Change of Name (Sec 13)
Requires a special resolution and central government approval. The Registrar updates the register, issues a new certificate, and the change affects the company’s obligations.
Rectification of Name (Sec 16)
Allows correction of inadvertent errors in the registered name. Failure to comply with a direction to change the name within three months attracts penalties.
2. Office Clause (Sec 12)
Mandates a registered office capable of receiving communications and notices from the 15th day of incorporation.
Documents Required:
- Registered document of title for the registered office premises in the company’s name.
- Notarized lease or rent agreement in the company’s name with a recent rent receipt (not older than one month).

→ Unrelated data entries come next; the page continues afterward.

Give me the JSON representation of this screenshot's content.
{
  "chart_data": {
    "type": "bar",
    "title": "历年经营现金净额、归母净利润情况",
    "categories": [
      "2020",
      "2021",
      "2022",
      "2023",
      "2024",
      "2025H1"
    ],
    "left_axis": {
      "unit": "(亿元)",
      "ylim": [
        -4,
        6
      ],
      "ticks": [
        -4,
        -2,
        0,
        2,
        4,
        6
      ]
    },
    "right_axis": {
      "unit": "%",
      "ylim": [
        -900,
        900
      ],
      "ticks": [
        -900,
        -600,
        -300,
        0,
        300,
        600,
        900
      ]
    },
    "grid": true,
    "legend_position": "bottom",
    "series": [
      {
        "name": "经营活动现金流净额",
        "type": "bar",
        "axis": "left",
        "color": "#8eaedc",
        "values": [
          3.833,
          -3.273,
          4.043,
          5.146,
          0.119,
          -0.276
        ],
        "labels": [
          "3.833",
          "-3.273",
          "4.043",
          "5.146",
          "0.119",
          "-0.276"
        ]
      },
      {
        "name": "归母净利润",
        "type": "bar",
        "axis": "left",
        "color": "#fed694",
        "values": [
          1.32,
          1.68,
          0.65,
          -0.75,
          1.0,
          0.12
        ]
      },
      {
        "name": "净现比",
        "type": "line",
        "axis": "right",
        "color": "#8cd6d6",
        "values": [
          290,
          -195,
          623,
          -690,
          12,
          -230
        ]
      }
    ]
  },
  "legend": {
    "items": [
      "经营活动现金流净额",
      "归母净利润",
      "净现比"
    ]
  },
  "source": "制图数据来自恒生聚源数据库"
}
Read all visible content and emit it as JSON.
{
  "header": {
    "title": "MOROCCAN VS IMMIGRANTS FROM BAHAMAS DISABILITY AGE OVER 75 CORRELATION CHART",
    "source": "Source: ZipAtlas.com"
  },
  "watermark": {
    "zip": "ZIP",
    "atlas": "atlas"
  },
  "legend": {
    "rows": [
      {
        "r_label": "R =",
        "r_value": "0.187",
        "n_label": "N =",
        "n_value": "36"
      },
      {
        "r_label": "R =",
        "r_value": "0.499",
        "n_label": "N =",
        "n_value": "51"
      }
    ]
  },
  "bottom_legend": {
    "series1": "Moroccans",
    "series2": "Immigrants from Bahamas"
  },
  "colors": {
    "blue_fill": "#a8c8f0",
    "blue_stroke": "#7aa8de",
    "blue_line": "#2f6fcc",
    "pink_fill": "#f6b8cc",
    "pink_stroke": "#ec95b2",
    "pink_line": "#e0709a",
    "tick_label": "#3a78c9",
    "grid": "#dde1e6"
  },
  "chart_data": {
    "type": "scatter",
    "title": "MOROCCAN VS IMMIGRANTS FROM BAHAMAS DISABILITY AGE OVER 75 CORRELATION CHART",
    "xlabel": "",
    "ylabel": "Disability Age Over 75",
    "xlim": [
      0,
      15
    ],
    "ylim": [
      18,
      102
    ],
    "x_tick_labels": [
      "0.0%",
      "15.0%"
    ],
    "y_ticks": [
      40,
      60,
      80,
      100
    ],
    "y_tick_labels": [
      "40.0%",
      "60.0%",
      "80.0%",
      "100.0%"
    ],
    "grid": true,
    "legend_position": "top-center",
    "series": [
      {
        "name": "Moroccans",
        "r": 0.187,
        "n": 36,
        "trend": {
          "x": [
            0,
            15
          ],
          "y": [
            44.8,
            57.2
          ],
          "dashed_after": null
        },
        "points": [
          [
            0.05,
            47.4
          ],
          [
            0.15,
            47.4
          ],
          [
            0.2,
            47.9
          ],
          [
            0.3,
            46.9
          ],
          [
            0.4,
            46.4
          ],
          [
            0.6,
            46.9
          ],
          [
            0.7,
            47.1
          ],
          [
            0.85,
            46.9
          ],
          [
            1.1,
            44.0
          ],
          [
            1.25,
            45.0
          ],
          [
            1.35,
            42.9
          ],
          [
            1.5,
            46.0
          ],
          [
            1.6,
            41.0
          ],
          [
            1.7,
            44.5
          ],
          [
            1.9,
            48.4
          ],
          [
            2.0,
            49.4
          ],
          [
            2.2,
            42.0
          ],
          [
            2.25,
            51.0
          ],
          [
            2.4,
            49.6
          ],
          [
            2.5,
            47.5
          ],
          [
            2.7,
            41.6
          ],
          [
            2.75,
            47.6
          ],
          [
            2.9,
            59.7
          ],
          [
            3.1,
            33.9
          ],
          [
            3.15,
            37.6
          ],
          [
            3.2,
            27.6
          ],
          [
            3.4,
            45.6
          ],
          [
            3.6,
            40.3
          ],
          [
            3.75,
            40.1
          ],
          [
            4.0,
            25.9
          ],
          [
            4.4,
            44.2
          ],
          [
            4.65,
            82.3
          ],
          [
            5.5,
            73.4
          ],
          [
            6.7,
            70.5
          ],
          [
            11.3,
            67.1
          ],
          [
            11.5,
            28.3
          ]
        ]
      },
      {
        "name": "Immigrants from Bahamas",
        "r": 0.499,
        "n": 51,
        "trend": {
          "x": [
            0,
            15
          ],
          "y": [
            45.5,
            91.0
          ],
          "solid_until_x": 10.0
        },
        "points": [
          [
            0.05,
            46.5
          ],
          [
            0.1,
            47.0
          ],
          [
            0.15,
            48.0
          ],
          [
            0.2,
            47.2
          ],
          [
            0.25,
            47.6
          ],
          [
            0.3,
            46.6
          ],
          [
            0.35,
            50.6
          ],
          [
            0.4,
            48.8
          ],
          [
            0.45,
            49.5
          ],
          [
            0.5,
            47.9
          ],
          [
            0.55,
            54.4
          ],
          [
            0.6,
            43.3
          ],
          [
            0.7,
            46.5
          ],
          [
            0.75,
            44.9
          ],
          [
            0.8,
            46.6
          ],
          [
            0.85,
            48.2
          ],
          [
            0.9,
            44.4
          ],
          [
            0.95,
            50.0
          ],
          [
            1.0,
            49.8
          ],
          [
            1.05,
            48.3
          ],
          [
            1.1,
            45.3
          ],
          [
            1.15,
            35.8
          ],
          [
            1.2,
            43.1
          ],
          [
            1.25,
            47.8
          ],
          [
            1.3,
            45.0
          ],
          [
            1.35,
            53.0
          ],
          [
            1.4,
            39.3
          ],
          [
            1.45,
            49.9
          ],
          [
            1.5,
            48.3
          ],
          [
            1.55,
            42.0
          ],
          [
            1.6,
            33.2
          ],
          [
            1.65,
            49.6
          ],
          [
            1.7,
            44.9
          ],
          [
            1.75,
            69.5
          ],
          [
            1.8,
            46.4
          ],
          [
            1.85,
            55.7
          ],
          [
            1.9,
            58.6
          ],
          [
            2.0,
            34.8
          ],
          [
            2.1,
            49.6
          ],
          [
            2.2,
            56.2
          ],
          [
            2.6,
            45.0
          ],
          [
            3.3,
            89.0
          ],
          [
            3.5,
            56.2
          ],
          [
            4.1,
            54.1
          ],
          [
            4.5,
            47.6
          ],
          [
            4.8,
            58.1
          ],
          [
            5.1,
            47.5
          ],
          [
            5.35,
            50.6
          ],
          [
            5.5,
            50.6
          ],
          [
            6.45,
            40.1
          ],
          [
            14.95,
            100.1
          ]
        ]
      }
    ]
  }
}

- Authorization from the owner for using the premises as the registered office and proof of ownership.
3. Objects Clause
Clearly states the company’s objectives, including:
- The primary objects for incorporation.
- Matters necessary for furthering the main objectives (Ashbury Railway Carriage & Iron Company vs. Riche, 1875).
Doctrine of Ultra Vires
Actions beyond the powers conferred by the Companies Act or the Memorandum are considered ultra vires and void, even if ratified by all shareholders (A. Lakshmana vs. LIC, 1963).
Effects of Ultra Vires:
- Injunction: Members can obtain an injunction to restrain the company from proceeding with an ultra vires act.
- Personal Liability of Directors: Directors are personally liable for using company capital for ultra vires purposes.
- Breach of Warranty: Outsiders induced into contracts based on ultra vires representations can sue the directors for losses.
However, a company can recover money lent, even if the contract is ultra vires.
4. Liability Clause
States the liability of members, which can be limited by shares, unlimited, or limited by guarantee. Companies limited by shares must state that members’ liability is limited to the unpaid amount on their shares.
5. Capital Clause
Specifies the authorized share capital and its division into shares of a fixed amount. This is also known as the nominal or registered capital.
Constructive Notice
The registered Memorandum and Articles of Association are public documents open for inspection. Anyone dealing with the company is presumed to have knowledge of their contents (Kotla Venkata Swamy vs. Ramamoorthy, 1934). This doctrine applies to outsiders dealing with the company.